Lou’s blood ran cold.

Lou finally met Bonnie and Kori again the following morning, after a fitful, tossing few hours of dream-filled sleep. They all arrived at the autocafeteria at about the same time, and found each other at the “menu”—actually a wall panel studded with selector buttons. Only the breakfast buttons were lit. The cafeteria could seat perhaps fifty people, at long narrow tables. It was nearly empty.

“No morning rush to work, at least,” Kori said, trying to sound cheerful.

When neither Bonnie nor Lou answered him, he shrugged his bony shoulders and turned to the selector panel to study the available choices for breakfast.

“Are you supposed to meet with Kaufman and the Council this morning?” Lou asked Bonnie.

Kori answered, “Yes, at nine-thirty,” while Bonnie shook her head no.

Surprised, Lou said to Kori, “You are? But you’re not from the Institute. Why would Kaufman want you to report to him?”

“Your Dr. Kaufman has been elected head of this colony,” Kori answered. “Didn’t you know?”

“No, I didn’t. I thought it would be Professor DeVreis—”

With a shake of his head, Kori said, “DeVreis died of a heart attack his first day here.”

“Ohh.” Somehow, Lou felt as if someone close to him had died. He hardly knew DeVreis, but it seemed so unfair for a man who had lived such a rich and useful life to be tossed into exile, to die here, in this place.

Kori turned back to the selector panel and tapped buttons for orange juice, eggs, muffins, sausage, and coffee. Almost immediately a part of the panel slid back to reveal a steaming tray bearing his order.

“Well,” he said, “at least the food looks good.”

Sure it looks good, Lou found himself thinking. You’ve got a chance of getting off this jail.

Turning to Bonnie, he asked, “Kaufman hasn’t sent word to you?”

She shook her head. “No, nobody’s said anything to me about meeting with the Council. I guess they’re going to ignore me unless I decide to stay permanently.”

Lou agreed. “Well, I’m supposed to see them at nine.”

He was a few minutes late. It took him longer than he had expected to find Dr. Kaufman’s office, which was in the second wheel.

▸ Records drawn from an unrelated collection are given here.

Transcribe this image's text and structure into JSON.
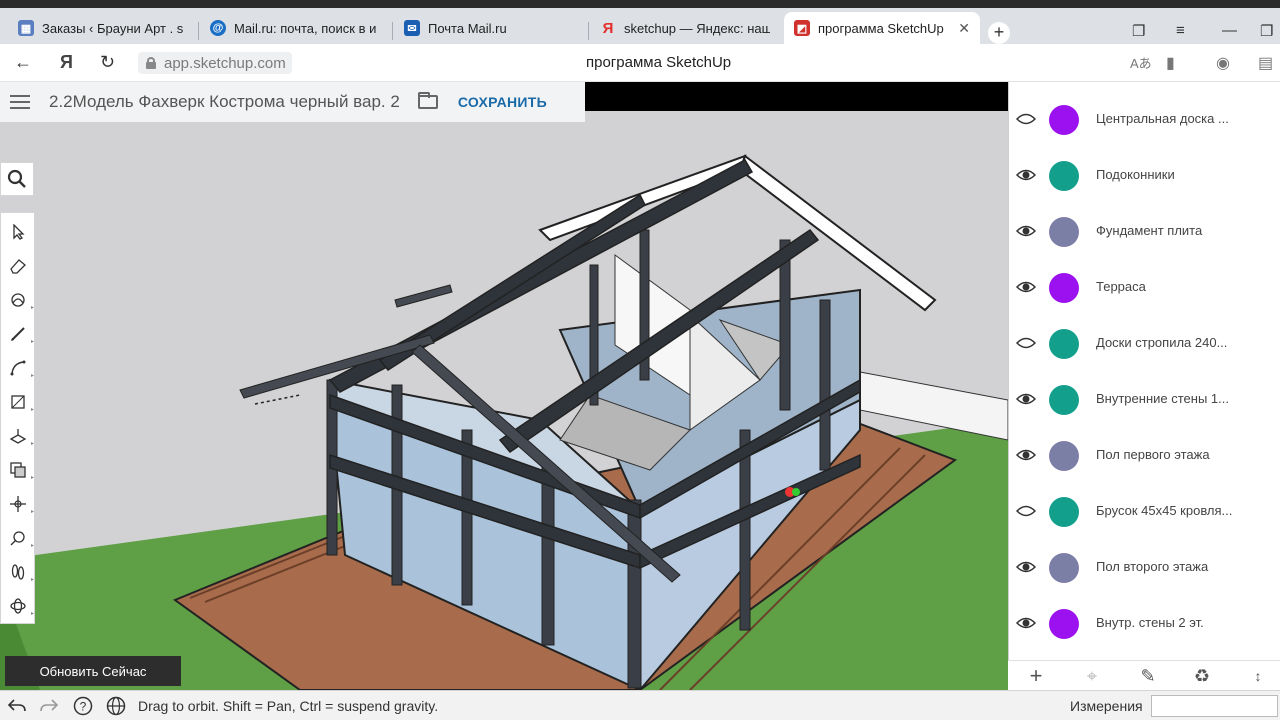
{
  "browser": {
    "tabs": [
      {
        "title": "Заказы ‹ Брауни Арт . shop",
        "favicon": "store-icon",
        "color": "#5b7ec1"
      },
      {
        "title": "Mail.ru: почта, поиск в инте",
        "favicon": "mailru-icon",
        "color": "#1a6ec4"
      },
      {
        "title": "Почта Mail.ru",
        "favicon": "mail-envelope-icon",
        "color": "#1a5fb4"
      },
      {
        "title": "sketchup — Яндекс: нашлось",
        "favicon": "yandex-icon",
        "color": "#e32d2d"
      },
      {
        "title": "программа SketchUp",
        "favicon": "sketchup-icon",
        "color": "#d0312d"
      }
    ],
    "close_glyph": "✕",
    "new_tab_glyph": "+",
    "yandex_glyph": "Я",
    "url": "app.sketchup.com",
    "page_title": "программа SketchUp"
  },
  "app": {
    "document_title": "2.2Модель Фахверк Кострома черный вар. 2",
    "save_label": "СОХРАНИТЬ",
    "update_button": "Обновить Сейчас",
    "status_text": "Drag to orbit. Shift = Pan, Ctrl = suspend gravity.",
    "measurements_label": "Измерения",
    "measurements_value": "",
    "tools": [
      "select-tool-icon",
      "eraser-tool-icon",
      "paint-bucket-tool-icon",
      "pencil-tool-icon",
      "arc-tool-icon",
      "rectangle-tool-icon",
      "push-pull-tool-icon",
      "offset-tool-icon",
      "move-tool-icon",
      "tape-measure-tool-icon",
      "walk-tool-icon",
      "orbit-tool-icon"
    ]
  },
  "layers": [
    {
      "name": "Центральная доска ...",
      "color": "#9b11f0",
      "visible": "outline"
    },
    {
      "name": "Подоконники",
      "color": "#12a08d",
      "visible": "filled"
    },
    {
      "name": "Фундамент плита",
      "color": "#7b7fa6",
      "visible": "filled"
    },
    {
      "name": "Терраса",
      "color": "#9b11f0",
      "visible": "filled"
    },
    {
      "name": "Доски стропила 240...",
      "color": "#12a08d",
      "visible": "outline"
    },
    {
      "name": "Внутренние стены 1...",
      "color": "#12a08d",
      "visible": "filled"
    },
    {
      "name": "Пол первого этажа",
      "color": "#7b7fa6",
      "visible": "filled"
    },
    {
      "name": "Брусок 45х45 кровля...",
      "color": "#12a08d",
      "visible": "outline"
    },
    {
      "name": "Пол второго этажа",
      "color": "#7b7fa6",
      "visible": "filled"
    },
    {
      "name": "Внутр. стены 2 эт.",
      "color": "#9b11f0",
      "visible": "filled"
    }
  ]
}
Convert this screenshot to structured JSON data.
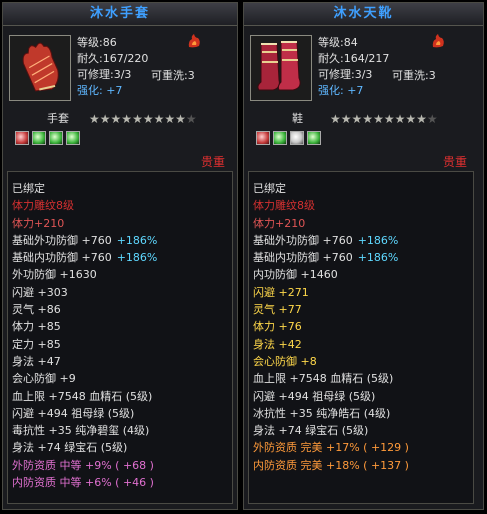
{
  "left": {
    "title": "沐水手套",
    "level": "等级:86",
    "durability": "耐久:167/220",
    "repair": "可修理:3/3",
    "rewash": "可重洗:3",
    "enhance_label": "强化:",
    "enhance_value": "+7",
    "type": "手套",
    "stars_filled": 9,
    "stars_total": 10,
    "gems": [
      "red",
      "green",
      "green",
      "green"
    ],
    "valuable": "贵重",
    "attrs": [
      {
        "text": "已绑定",
        "cls": ""
      },
      {
        "text": "体力雕纹8级",
        "cls": "red"
      },
      {
        "text": "体力+210",
        "cls": "pink"
      },
      {
        "text": "基础外功防御 +760",
        "extra": "+186%",
        "cls": ""
      },
      {
        "text": "基础内功防御 +760",
        "extra": "+186%",
        "cls": ""
      },
      {
        "text": "外功防御 +1630",
        "cls": ""
      },
      {
        "text": "闪避 +303",
        "cls": ""
      },
      {
        "text": "灵气 +86",
        "cls": ""
      },
      {
        "text": "体力 +85",
        "cls": ""
      },
      {
        "text": "定力 +85",
        "cls": ""
      },
      {
        "text": "身法 +47",
        "cls": ""
      },
      {
        "text": "会心防御 +9",
        "cls": ""
      },
      {
        "text": "血上限 +7548 血精石 (5级)",
        "cls": ""
      },
      {
        "text": "闪避 +494 祖母绿 (5级)",
        "cls": ""
      },
      {
        "text": "毒抗性 +35 纯净碧玺 (4级)",
        "cls": ""
      },
      {
        "text": "身法 +74 绿宝石 (5级)",
        "cls": ""
      },
      {
        "text": "外防资质   中等 +9% ( +68 )",
        "cls": "magenta"
      },
      {
        "text": "内防资质   中等 +6% ( +46 )",
        "cls": "magenta"
      }
    ]
  },
  "right": {
    "title": "沐水天靴",
    "level": "等级:84",
    "durability": "耐久:164/217",
    "repair": "可修理:3/3",
    "rewash": "可重洗:3",
    "enhance_label": "强化:",
    "enhance_value": "+7",
    "type": "鞋",
    "stars_filled": 9,
    "stars_total": 10,
    "gems": [
      "red",
      "green",
      "white",
      "green"
    ],
    "valuable": "贵重",
    "attrs": [
      {
        "text": "已绑定",
        "cls": ""
      },
      {
        "text": "体力雕纹8级",
        "cls": "red"
      },
      {
        "text": "体力+210",
        "cls": "pink"
      },
      {
        "text": "基础外功防御 +760",
        "extra": "+186%",
        "cls": ""
      },
      {
        "text": "基础内功防御 +760",
        "extra": "+186%",
        "cls": ""
      },
      {
        "text": "内功防御 +1460",
        "cls": ""
      },
      {
        "text": "闪避 +271",
        "cls": "yellow"
      },
      {
        "text": "灵气 +77",
        "cls": "yellow"
      },
      {
        "text": "体力 +76",
        "cls": "yellow"
      },
      {
        "text": "身法 +42",
        "cls": "yellow"
      },
      {
        "text": "会心防御 +8",
        "cls": "yellow"
      },
      {
        "text": "血上限 +7548 血精石 (5级)",
        "cls": ""
      },
      {
        "text": "闪避 +494 祖母绿 (5级)",
        "cls": ""
      },
      {
        "text": "冰抗性 +35 纯净皓石 (4级)",
        "cls": ""
      },
      {
        "text": "身法 +74 绿宝石 (5级)",
        "cls": ""
      },
      {
        "text": "外防资质   完美 +17% ( +129 )",
        "cls": "orange"
      },
      {
        "text": "内防资质   完美 +18% ( +137 )",
        "cls": "orange"
      }
    ]
  },
  "colors": {
    "title_blue": "#3fa0ff",
    "enhance_blue": "#5fb7ff",
    "valuable_red": "#e03030",
    "cyan": "#5fd8ff"
  }
}
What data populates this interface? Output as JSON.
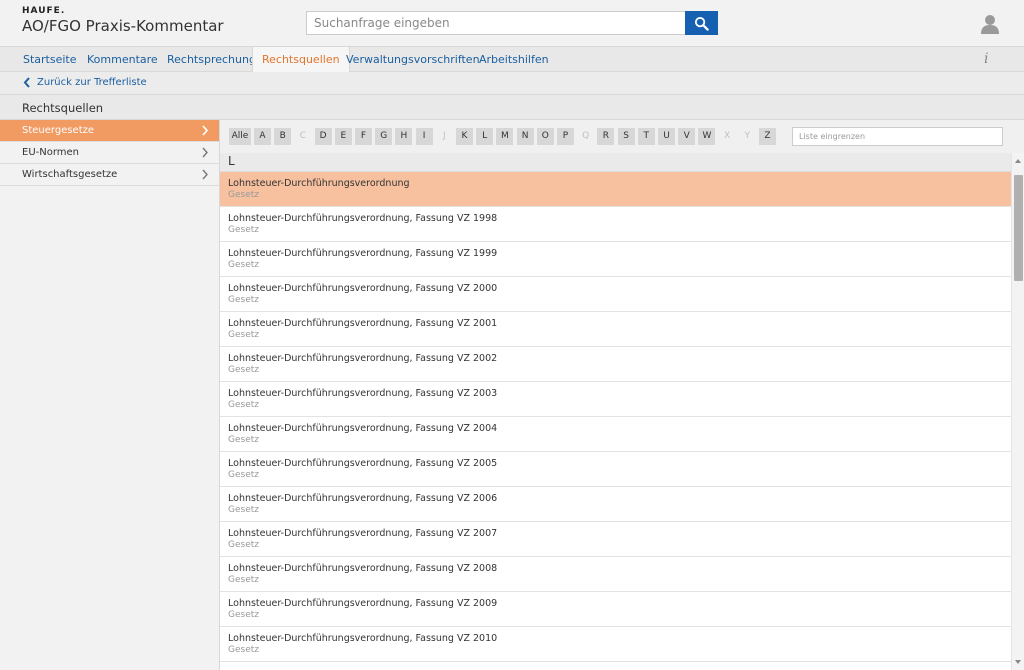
{
  "header": {
    "brand_small": "HAUFE.",
    "title": "AO/FGO Praxis-Kommentar",
    "search_placeholder": "Suchanfrage eingeben"
  },
  "nav": {
    "items": [
      "Startseite",
      "Kommentare",
      "Rechtsprechung",
      "Rechtsquellen",
      "Verwaltungsvorschriften",
      "Arbeitshilfen"
    ],
    "active": "Rechtsquellen",
    "info": "i"
  },
  "back": {
    "label": "Zurück zur Trefferliste"
  },
  "section": {
    "title": "Rechtsquellen"
  },
  "sidebar": {
    "items": [
      {
        "label": "Steuergesetze",
        "active": true
      },
      {
        "label": "EU-Normen",
        "active": false
      },
      {
        "label": "Wirtschaftsgesetze",
        "active": false
      }
    ]
  },
  "alphabet": {
    "all_label": "Alle",
    "letters": [
      {
        "l": "A",
        "enabled": true
      },
      {
        "l": "B",
        "enabled": true
      },
      {
        "l": "C",
        "enabled": false
      },
      {
        "l": "D",
        "enabled": true
      },
      {
        "l": "E",
        "enabled": true
      },
      {
        "l": "F",
        "enabled": true
      },
      {
        "l": "G",
        "enabled": true
      },
      {
        "l": "H",
        "enabled": true
      },
      {
        "l": "I",
        "enabled": true
      },
      {
        "l": "J",
        "enabled": false
      },
      {
        "l": "K",
        "enabled": true
      },
      {
        "l": "L",
        "enabled": true
      },
      {
        "l": "M",
        "enabled": true
      },
      {
        "l": "N",
        "enabled": true
      },
      {
        "l": "O",
        "enabled": true
      },
      {
        "l": "P",
        "enabled": true
      },
      {
        "l": "Q",
        "enabled": false
      },
      {
        "l": "R",
        "enabled": true
      },
      {
        "l": "S",
        "enabled": true
      },
      {
        "l": "T",
        "enabled": true
      },
      {
        "l": "U",
        "enabled": true
      },
      {
        "l": "V",
        "enabled": true
      },
      {
        "l": "W",
        "enabled": true
      },
      {
        "l": "X",
        "enabled": false
      },
      {
        "l": "Y",
        "enabled": false
      },
      {
        "l": "Z",
        "enabled": true
      }
    ],
    "filter_placeholder": "Liste eingrenzen"
  },
  "list": {
    "group_letter": "L",
    "items": [
      {
        "title": "Lohnsteuer-Durchführungsverordnung",
        "subtitle": "Gesetz",
        "selected": true
      },
      {
        "title": "Lohnsteuer-Durchführungsverordnung, Fassung VZ 1998",
        "subtitle": "Gesetz",
        "selected": false
      },
      {
        "title": "Lohnsteuer-Durchführungsverordnung, Fassung VZ 1999",
        "subtitle": "Gesetz",
        "selected": false
      },
      {
        "title": "Lohnsteuer-Durchführungsverordnung, Fassung VZ 2000",
        "subtitle": "Gesetz",
        "selected": false
      },
      {
        "title": "Lohnsteuer-Durchführungsverordnung, Fassung VZ 2001",
        "subtitle": "Gesetz",
        "selected": false
      },
      {
        "title": "Lohnsteuer-Durchführungsverordnung, Fassung VZ 2002",
        "subtitle": "Gesetz",
        "selected": false
      },
      {
        "title": "Lohnsteuer-Durchführungsverordnung, Fassung VZ 2003",
        "subtitle": "Gesetz",
        "selected": false
      },
      {
        "title": "Lohnsteuer-Durchführungsverordnung, Fassung VZ 2004",
        "subtitle": "Gesetz",
        "selected": false
      },
      {
        "title": "Lohnsteuer-Durchführungsverordnung, Fassung VZ 2005",
        "subtitle": "Gesetz",
        "selected": false
      },
      {
        "title": "Lohnsteuer-Durchführungsverordnung, Fassung VZ 2006",
        "subtitle": "Gesetz",
        "selected": false
      },
      {
        "title": "Lohnsteuer-Durchführungsverordnung, Fassung VZ 2007",
        "subtitle": "Gesetz",
        "selected": false
      },
      {
        "title": "Lohnsteuer-Durchführungsverordnung, Fassung VZ 2008",
        "subtitle": "Gesetz",
        "selected": false
      },
      {
        "title": "Lohnsteuer-Durchführungsverordnung, Fassung VZ 2009",
        "subtitle": "Gesetz",
        "selected": false
      },
      {
        "title": "Lohnsteuer-Durchführungsverordnung, Fassung VZ 2010",
        "subtitle": "Gesetz",
        "selected": false
      }
    ]
  },
  "colors": {
    "accent": "#e3742c",
    "link": "#1b5fa0",
    "selected_row": "#f7c09f",
    "active_sidebar": "#f19b63",
    "search_button": "#1560b0"
  },
  "icons": {
    "search": "search-icon",
    "user": "user-icon",
    "info": "info-icon",
    "back": "chevron-left-icon",
    "sidebar_chevron": "chevron-right-icon"
  }
}
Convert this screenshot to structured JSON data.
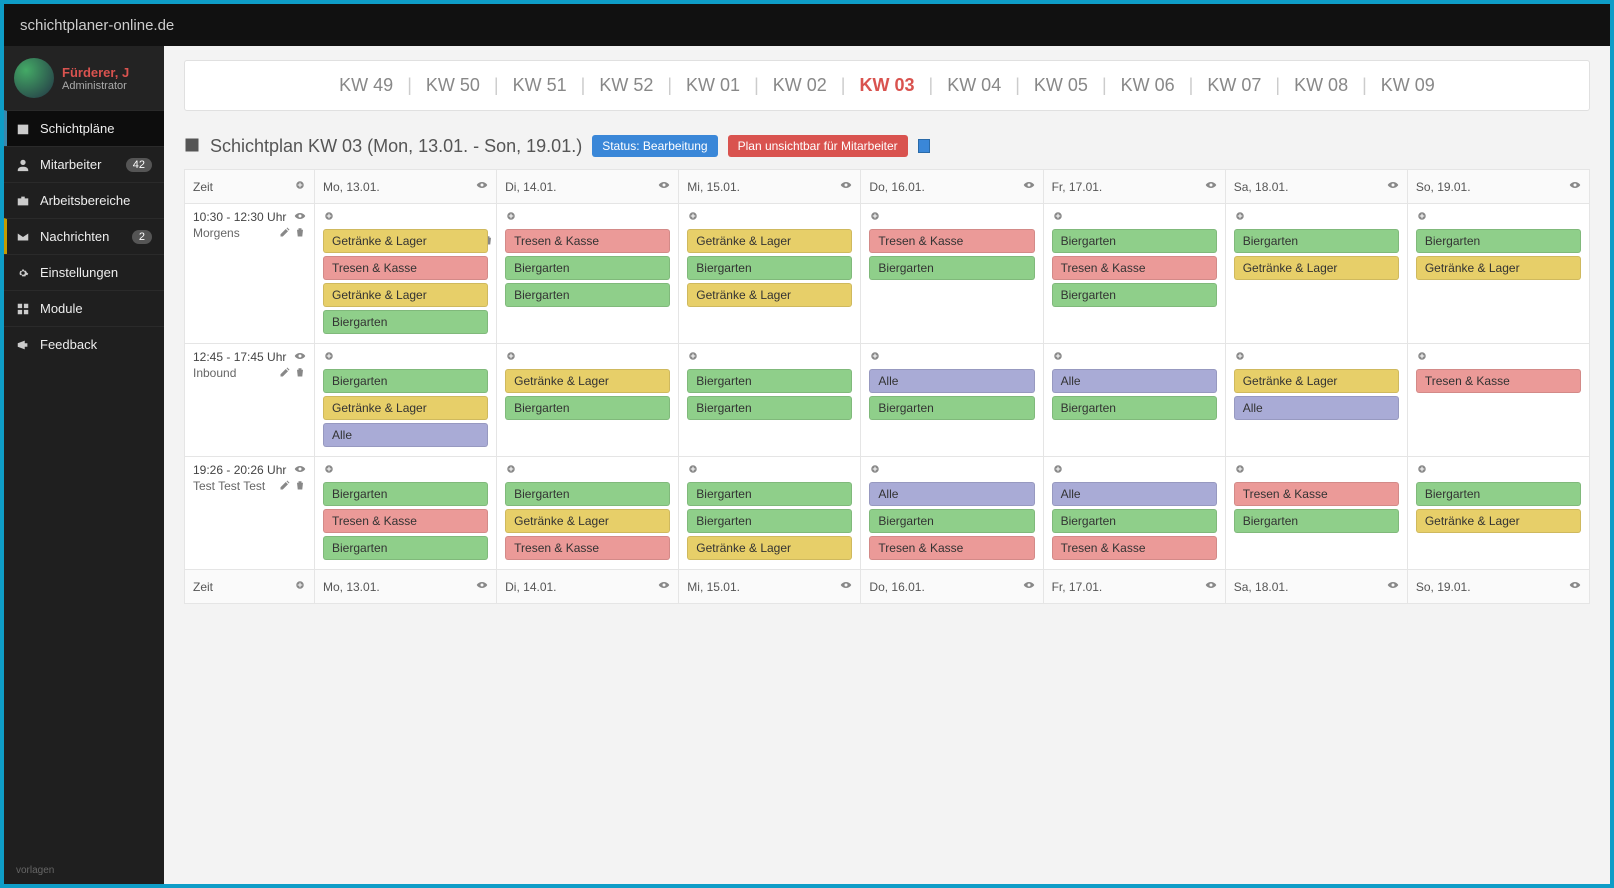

It was a long and narrow room, just long enough to have a slight curve to the floor. Kaufman’s desk was at one end, a long conference table at the other. All the furniture was made of plastic and light metals; it all looked temporary and cheap.

Kaufman sat at the head of the table. He had lost weight, Lou saw. There were new lines in his still-proudly handsome face. His thick hair seemed a shade whiter than it had been at the Institute. Greg Belsen, Kurtz, Sutherland, and two strangers filled all but one of the remaining chairs. Lou took the last chair, at the end of the table.

After introducing the two new faces—representatives from labs in Europe—Dr. Kaufman said, “We’re all trying to accustom ourselves to our new environment. The reason for meeting with you this morning is to ask you to select some sort of project for your working hours.”

“Project?” Lou asked.

“Yes,” said Dr. Kaufman. “I don’t believe that we should sit around and do nothing. The government won’t let us have the major types of facilities that we need for our old work—”

“There’s no computer aboard?”

Greg almost laughed. “No computer, Lou. No big toys for any of us. No electron microscopes, no ultracentrifuges, no microsurgery equipment—nothing but early twentieth-century stuff: optical microscopes and Bunsen burners, the kinds of things you buy kids for Christmas.”

Lou felt his lips press into a grim tight line.

Dr. Sutherland explained, “The government doesn’t want us to do anything more on genetic engineering. Even here. They’re afraid that if we start making progress again, we’ll smuggle the information back to Earth. And that’s exactly what they don’t want.”